L’Ulisse dell’Odissea, dopo l’incantato, fuggente
incontro con Nausicaa, torna tuttavia a casa, trasportato nel sonno
dalla veloce nave dei Feaci piena di doni ricchissimi. Non riconosce la
propria terra, il cui nome deve essergli dichiarato da Atena travestita
da pastorello, e viene trasformato in mendicante vecchio e cencioso al
fine di non essere immediatamente riconosciuto ed eliminato dai
pretendenti di Penelope, i Proci. Anche qui, dunque, Ulisse parte dalla
consistenza del Nessuno per giungere infine alla riconquista del regno.
Tutta la seconda parte dell’Odissea abbandona il mondo del
fantastico e dell’irreale per concentrarsi invece sul domestico, il
quotidiano, il familiare. L’essenza di Ulisse si manifesta nella
pazienza e nell’astuzia, la sua identità si costruisce e decostruisce
nelle tante false identità con le quali egli si presenta ai propri
interlocutori (eccolo quindi uno e molti assieme), la sua storia diviene
una serie di non-riconoscimenti, rivelazioni, agnizioni tra le più
intense della letteratura occidentale: il cane Argo, la vecchia nutrice
Euriclea, il figlio Telemaco, infine Penelope e il padre Laerte. Se,
nella prima parte del poema, un Ulisse ignoto conosceva persone e luoghi
strani e affascinanti, ora un Ulisse ignoto viene progressivamente
riconosciuto in casa sua. Il ritorno si compie come una riacquisizione
non solo del possesso, ma anche e soprattutto dell’essere posseduto, e
della continuità con il passato nonostante l’abisso di venti anni: tra
Ulisse e Argo c’è un legame che solo la morte del secondo può
sciogliere, ma Ulisse piange vedendolo e ricordandone l’antica
prestanza; quando Euriclea lava la cicatrice sulla coscia di Ulisse,
quel che tocca – come la digressione nel mezzo dell’episodio chiarisce –
è l’origine stessa dell’eroe, del suo nome (da odyssomai,
‘odio’), la sua infanzia (Euriclea è quanto di più vicino a una madre
ancora in vita); nel rivelarsi a Telemaco, Ulisse si mostra non solo
padre, ma quasi Padre divino; il riconoscimento con Laerte fa risorgere
quest’ultimo dalla desolata vecchiaia, dalla morte imminente; la
lunghissima scena con Penelope è, letteralmente, un ritorno alle radici,
a quell’ulivo piantato nel terreno, dal quale Ulisse stesso ha
costruito il letto nuziale – un ritorno nel quale l’identità di marito e
moglie si fondono, Penelope venendo paragonata, nel momento culminante,
a un naufrago incrostato di salsedine che tocca finalmente terra. E se
Ulisse dimostra, nella vendetta contro i Proci e le ancelle infedeli,
una violenza tremenda, che sembra farlo tornare al furore della guerra
troiana, tale scena è poi seguita dal ricongiungimento con il padre e
dalla pace imposta da Atena alle due fazioni itacesi.

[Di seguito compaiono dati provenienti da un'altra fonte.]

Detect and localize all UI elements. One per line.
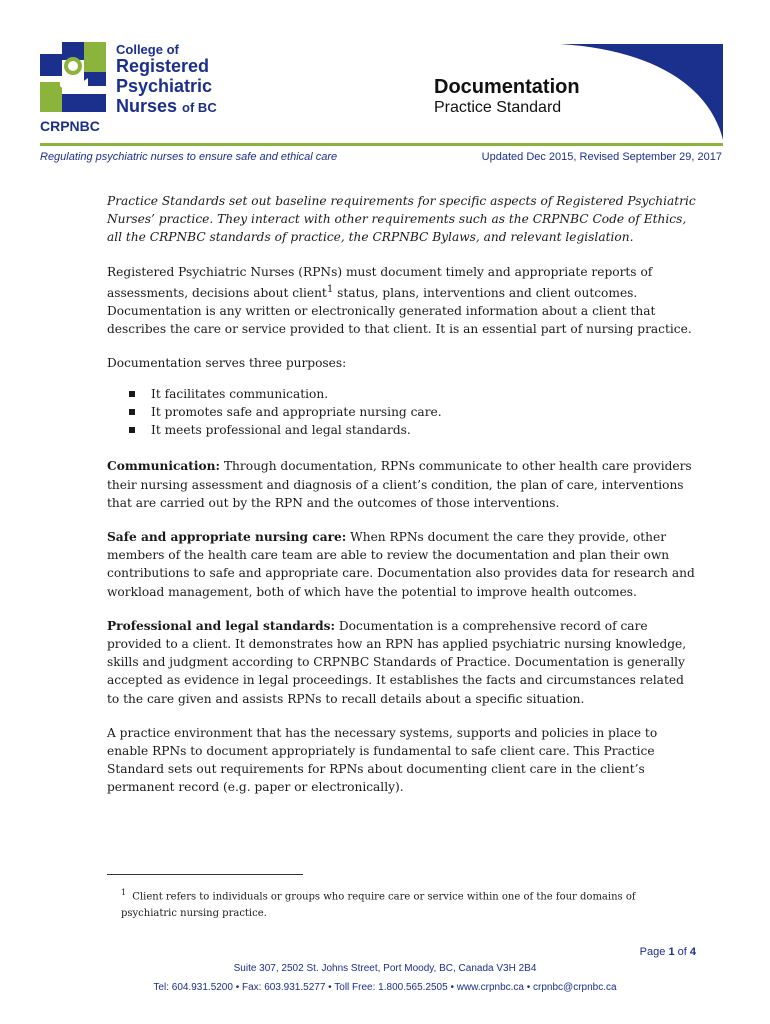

Per tutto questo, l’intera Odissea,
e soprattutto la sua parte finale, diverrà un modello di narrazione, il
«ritorno» trasformandosi in archetipo nell’epica medievale, nel romanzo
cortese, nella Commedia dantesca, nel Don Chisciotte, nel Faust, in Guerra e pace, nel Conte di Montecristo, nella Recherche di Proust e nell’Ulisse di Joyce.